Mutations in four genes that encode components of mitogenic signaling pathways have been identified in human lung adenocarcinomas, including the EGFR, KRAS, HER2, and BRAF. Genetic models demonstrate that the activating mutations of KRAS, EGFR, and BRAF play a role in the pathogenesis of these tumors. These data suggest that agents that inhibit the function of these oncoproteins could be important therapeutic agents in this disease. This is borne out by the clinical antitumor activity of EGFR inhibitors in tumors with EGFR mutation. Mutant KRAS is the most common of these lesions (detected in 25% of adenocarcinomas), but unfortunately there is currently no drug that effectively inhibits this oncoprotein. The goal of this proposal is the development of therapeutic strategies that inhibit KRAS function. We hypothesize that advanced lung adenocarcinomas with mutant KRAS are still dependent on its function and that its effects are mediated by one or more of the KRAS effector proteins. These include RAF, PI3KCA, RAL-GDS and others. Our preliminary data show that a subset of lung adenocarcinoma cell lines is sensitive to inhibition of MEK kinase, the downstream target of RAF. Furthermore, tumors in which both KRAS and PI3KCA (encoding the P110alpha catalytic subunit of PI3K) are mutated are resistant to inhibition of either MEK or PI3K but sensitive to combined inhibition of both targets. We hypothesize lung adenocarcinomas that are KRAS-mutant and PI3KCA wild type will be sensitive to MEK inhibition alone, and that additional tumors will be sensitive to combined inhibition of both the MEK/MAPK and PI3K/AKT pathways. We propose now to determine the dependence of mutant KRAS lung cancer cell lines on expression of KRAS and its effector molecules, investigate the mechanisms underlying the MEK and PI3K dependence of these tumors, and determine the biologic and potential therapeutic consequences of MEK and PI3K/AKT inhibitors, alone and in combination, in lung adenocarcinomas. The eventual goal is the development of a strategy for the treatment of KRAS-dependent lung adenocarcinoma.

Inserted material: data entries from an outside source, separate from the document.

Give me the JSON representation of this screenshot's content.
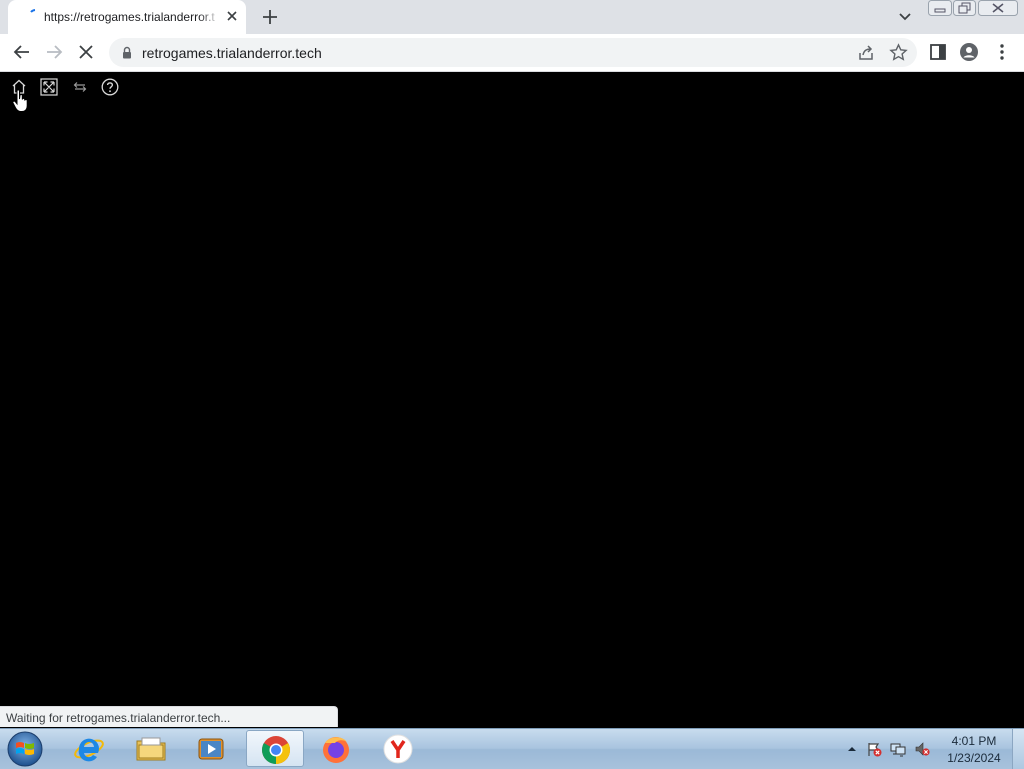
{
  "browser": {
    "tab": {
      "title": "https://retrogames.trialanderror.t"
    },
    "omnibox": {
      "url": "retrogames.trialanderror.tech"
    },
    "status_text": "Waiting for retrogames.trialanderror.tech..."
  },
  "game_toolbar": {
    "icons": [
      "home-icon",
      "fullscreen-icon",
      "swap-icon",
      "help-icon"
    ]
  },
  "taskbar": {
    "apps": [
      "internet-explorer-icon",
      "file-explorer-icon",
      "media-player-icon",
      "chrome-icon",
      "firefox-icon",
      "yandex-icon"
    ],
    "active_app": "chrome-icon",
    "clock": {
      "time": "4:01 PM",
      "date": "1/23/2024"
    }
  }
}
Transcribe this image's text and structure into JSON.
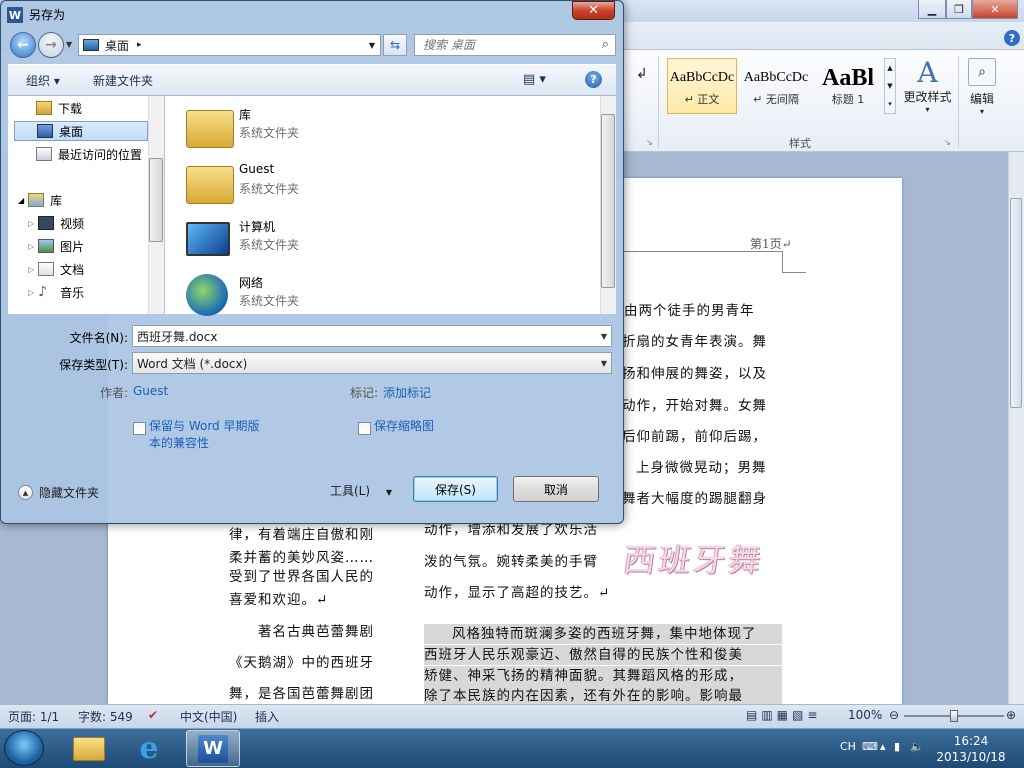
{
  "dialog": {
    "title": "另存为",
    "close_glyph": "✕",
    "address": {
      "location": "桌面",
      "separator": "▸"
    },
    "search": {
      "placeholder": "搜索 桌面"
    },
    "toolbar": {
      "organize": "组织 ▾",
      "new_folder": "新建文件夹",
      "help": "?"
    },
    "nav_items": [
      {
        "label": "下载",
        "icon": "downloads-folder-icon"
      },
      {
        "label": "桌面",
        "icon": "desktop-icon",
        "selected": true
      },
      {
        "label": "最近访问的位置",
        "icon": "recent-places-icon"
      },
      {
        "label": "库",
        "icon": "library-icon"
      },
      {
        "label": "视频",
        "icon": "videos-icon"
      },
      {
        "label": "图片",
        "icon": "pictures-icon"
      },
      {
        "label": "文档",
        "icon": "documents-icon"
      },
      {
        "label": "音乐",
        "icon": "music-icon"
      }
    ],
    "files": [
      {
        "name": "库",
        "type": "系统文件夹",
        "icon": "library-folder-icon"
      },
      {
        "name": "Guest",
        "type": "系统文件夹",
        "icon": "user-folder-icon"
      },
      {
        "name": "计算机",
        "type": "系统文件夹",
        "icon": "computer-icon"
      },
      {
        "name": "网络",
        "type": "系统文件夹",
        "icon": "network-icon"
      }
    ],
    "filename_label": "文件名(N):",
    "filename_value": "西班牙舞.docx",
    "filetype_label": "保存类型(T):",
    "filetype_value": "Word 文档 (*.docx)",
    "author_label": "作者:",
    "author_value": "Guest",
    "tags_label": "标记:",
    "tags_value": "添加标记",
    "compat_checkbox": "保留与 Word 早期版本的兼容性",
    "compat_line1": "保留与 Word 早期版",
    "compat_line2": "本的兼容性",
    "thumb_checkbox": "保存缩略图",
    "hide_folders": "隐藏文件夹",
    "tools": "工具(L)",
    "save": "保存(S)",
    "cancel": "取消"
  },
  "word": {
    "styles": [
      {
        "sample": "AaBbCcDc",
        "name": "↵ 正文"
      },
      {
        "sample": "AaBbCcDc",
        "name": "↵ 无间隔"
      },
      {
        "sample": "AaBl",
        "name": "标题 1"
      }
    ],
    "styles_group": "样式",
    "change_styles": "更改样式",
    "edit": "编辑",
    "page_header": "第1页↵",
    "right_col": [
      "由两个徒手的男青年",
      "折扇的女青年表演。舞",
      "扬和伸展的舞姿，以及",
      "动作，开始对舞。女舞",
      "后仰前踢，前仰后踢，",
      "上身微微晃动；男舞",
      "舞者大幅度的踢腿翻身",
      "动作，增添和发展了欢乐活",
      "泼的气氛。婉转柔美的手臂",
      "动作，显示了高超的技艺。↵"
    ],
    "left_col": [
      "律，有着端庄自傲和刚",
      "柔并蓄的美妙风姿……",
      "受到了世界各国人民的",
      "喜爱和欢迎。↵",
      "著名古典芭蕾舞剧",
      "《天鹅湖》中的西班牙",
      "舞，是各国芭蕾舞剧团"
    ],
    "shaded_para": [
      "风格独特而斑澜多姿的西班牙舞，集中地体现了",
      "西班牙人民乐观豪迈、傲然自得的民族个性和俊美",
      "矫健、神采飞扬的精神面貌。其舞蹈风格的形成，",
      "除了本民族的内在因素，还有外在的影响。影响最"
    ],
    "wordart": "西班牙舞",
    "status": {
      "page": "页面: 1/1",
      "words": "字数: 549",
      "lang": "中文(中国)",
      "mode": "插入",
      "zoom": "100%"
    }
  },
  "taskbar": {
    "lang": "CH",
    "time": "16:24",
    "date": "2013/10/18"
  }
}
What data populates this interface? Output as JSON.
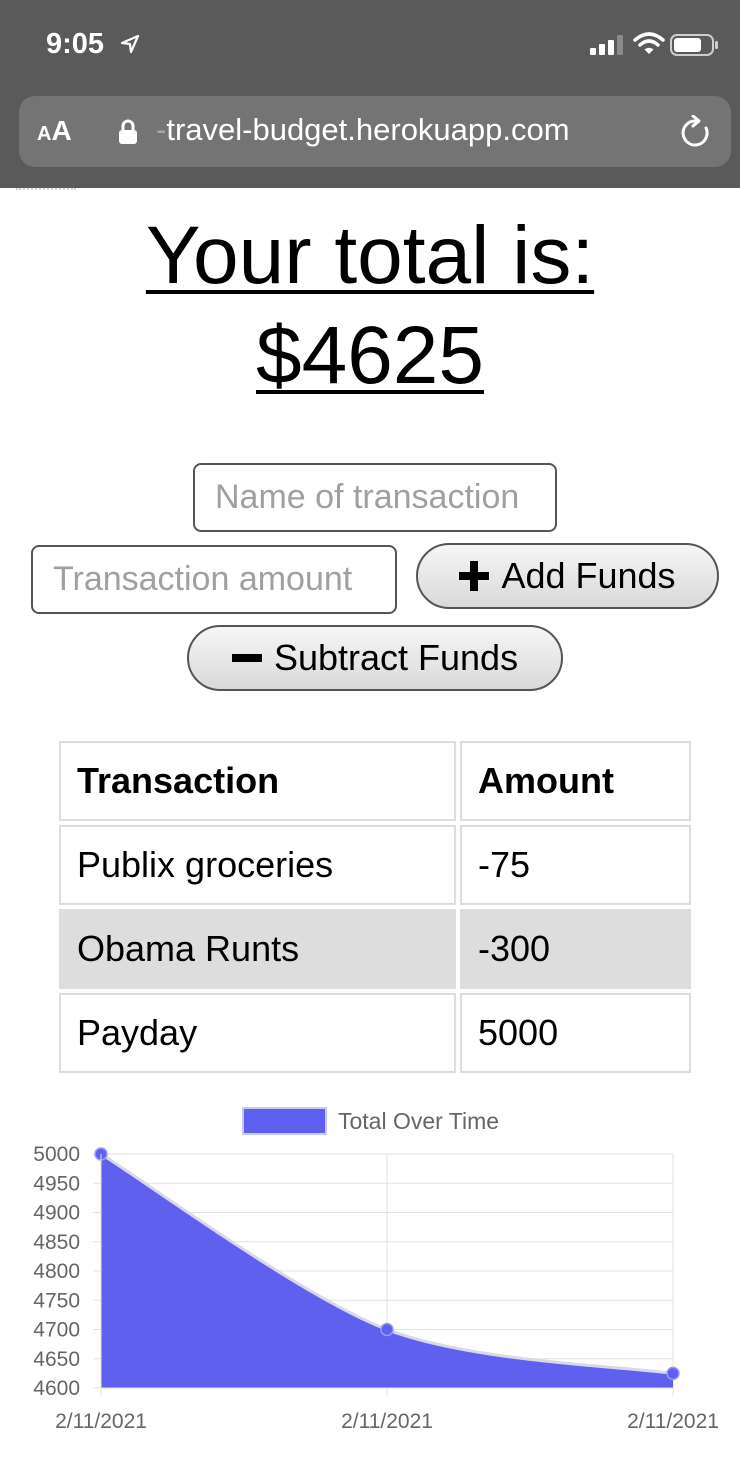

已在人肺腺癌中鉴定了编码促有丝分裂信号传导通路组分的四种基因的突变，包括EGFR、KRAS、HER 2和BRAF。遗传模型表明，KRAS、EGFR和BRAF的激活突变在这些肿瘤的发病机制中起作用。这些数据表明，抑制这些癌蛋白功能的药物可能是这种疾病的重要治疗药物。EGFR抑制剂在EGFR突变肿瘤中的临床抗肿瘤活性证实了这一点。突变KRAS是这些病变中最常见的（在25%的腺癌中检测到），但不幸的是，目前还没有有效抑制这种癌蛋白的药物。该提案的目标是开发抑制KRAS功能的治疗策略。我们推测，晚期肺腺癌与突变KRAS仍然依赖于其功能，其影响是由一个或多个KRAS效应蛋白介导的。这些包括RAF，PI 3 KCA，RAL-GDS等。我们的初步数据表明，肺腺癌细胞系的一个子集是敏感的MEK激酶，RAF的下游目标的抑制。此外，其中KRAS和PI 3 KCA（编码PI 3 K的P110 α催化亚基）都突变的肿瘤对MEK或PI 3 K的抑制具有抗性，但对两种靶点的联合抑制敏感。我们假设KRAS突变型和PI 3 KCA野生型肺腺癌对单独的MEK抑制敏感，并且其他肿瘤对MEK/MAPK和PI 3 K/AKT途径的联合抑制敏感。我们现在建议确定突变型KRAS肺癌细胞系对KRAS及其效应分子表达的依赖性，研究这些肿瘤的MEK和PI 3 K依赖性的机制，并确定MEK和PI 3 K/AKT抑制剂单独和组合在肺腺癌中的生物学和潜在治疗后果。最终的目标是开发KRAS依赖性肺腺癌的治疗策略。